Summarise the core argument of Richard Hollinger’s past paper, Hackers: Electronic Highwaymen? (6 marks)
Hollinger argues that the focus on hackers as the primary computer criminals is socially constructed. While insider threats account for most computer crimes, law enforcement disproportionately targets young hackers due to their symbolic visibility, the influence of media, and societal technophobia.
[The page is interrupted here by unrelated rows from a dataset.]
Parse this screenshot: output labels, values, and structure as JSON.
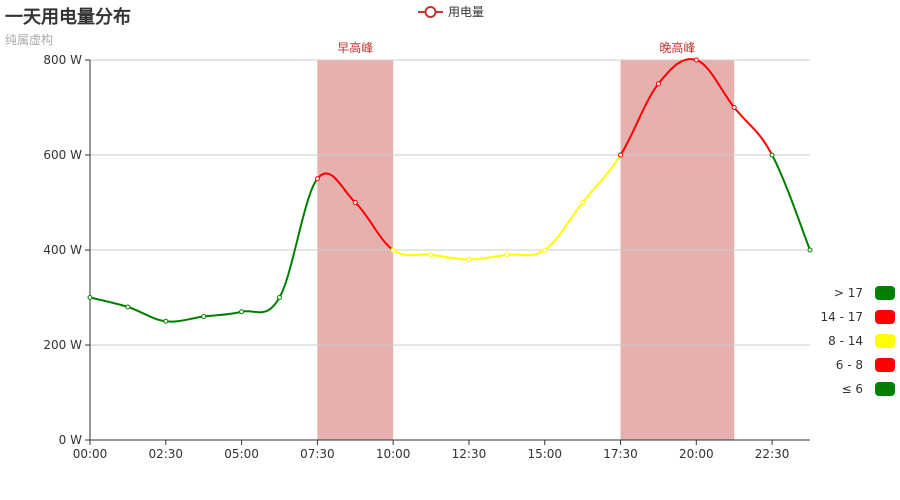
{
  "chart_data": {
    "type": "line",
    "title": "一天用电量分布",
    "subtitle": "纯属虚构",
    "x": [
      "00:00",
      "01:15",
      "02:30",
      "03:45",
      "05:00",
      "06:15",
      "07:30",
      "08:45",
      "10:00",
      "11:15",
      "12:30",
      "13:45",
      "15:00",
      "16:15",
      "17:30",
      "18:45",
      "20:00",
      "21:15",
      "22:30",
      "23:45"
    ],
    "xticks": [
      "00:00",
      "02:30",
      "05:00",
      "07:30",
      "10:00",
      "12:30",
      "15:00",
      "17:30",
      "20:00",
      "22:30"
    ],
    "series": [
      {
        "name": "用电量",
        "values": [
          300,
          280,
          250,
          260,
          270,
          300,
          550,
          500,
          400,
          390,
          380,
          390,
          400,
          500,
          600,
          750,
          800,
          700,
          600,
          400
        ]
      }
    ],
    "ylim": [
      0,
      800
    ],
    "yticks": [
      0,
      200,
      400,
      600,
      800
    ],
    "y_unit": "W",
    "grid": true,
    "mark_areas": [
      {
        "label": "早高峰",
        "from": "07:30",
        "to": "10:00"
      },
      {
        "label": "晚高峰",
        "from": "17:30",
        "to": "21:15"
      }
    ],
    "visual_map": {
      "dimension": "x-index",
      "pieces": [
        {
          "label": "> 17",
          "gt": 17,
          "color": "#008000"
        },
        {
          "label": "14 - 17",
          "gte": 14,
          "lte": 17,
          "color": "#ff0000"
        },
        {
          "label": "8 - 14",
          "gte": 8,
          "lt": 14,
          "color": "#ffff00"
        },
        {
          "label": "6 - 8",
          "gte": 6,
          "lt": 8,
          "color": "#ff0000"
        },
        {
          "label": "≤ 6",
          "lte": 6,
          "color": "#008000"
        }
      ]
    },
    "colors": {
      "legend": "#c23531",
      "mark_area": "#e6b0af",
      "mark_label": "#c23531",
      "axis": "#333333",
      "grid": "#cccccc"
    }
  }
}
He likens hackers to folk heroes, much like 19th-century train robbers, and questions whether this prosecutorial focus is based on harm or convenience.
Explain why Hollinger considers the term ‘hacker’ to be socially constructed and politically convenient. (5 marks)
- The term shifted from admiration (technical expertise) to criminality due to law enforcement and media portrayal.
- Hackers are often young and visible, making them easy scapegoats.
- Prosecuting hackers is more feasible than uncovering complex insider crimes.
- Corporations, the primary victims, push for prosecution and have resources to pursue it
- This distracts from addressing the more prevalent internal threats
Discuss three reasons why hackers receive disproportionate attention from federal law enforcement compared to insider threats. (7 marks)
- Jurisdiction > hacker activities span states via telecommunications, invoking federal involvement.
- Victim profile > large corporations and government systems draw attention and demand action.
- Public fear > media-fueled technophobia makes hackers seem more dangerous than they often are.
These factors result in heavy-handed responses despite insiders causing more damage statistically.
What is the ‘hacker ethic’ and how does it contrast with legal perspectives on cybercrime? (6 marks)
- The hacker ethic promotes free access to information, opposing centralised control
- Hackers view actions like unauthorised access as non-deviant or socially justifiable.
- Legal systems, however, criminalise any unauthorised access regardless of motive.
- This ideological divide frames hackers as either civil disobedience or criminals, depending on perspective.
Describe how public fear and law enforcment limitations contribute to the moral panic around hackers (6 marks)
1) Technophobia - general fear of technology creates anxiety about unseen digital threats.
2) Media exaggeration - films and news stories dramatize hacker threats (e.g., War Games)
3) Skill gap - law enforcement lacks the expertise to tackle internal crimes effectively, so targets visible external hackers.
Combined these elements, it generate disproportionate fear and policy responses focused on low-impact actors.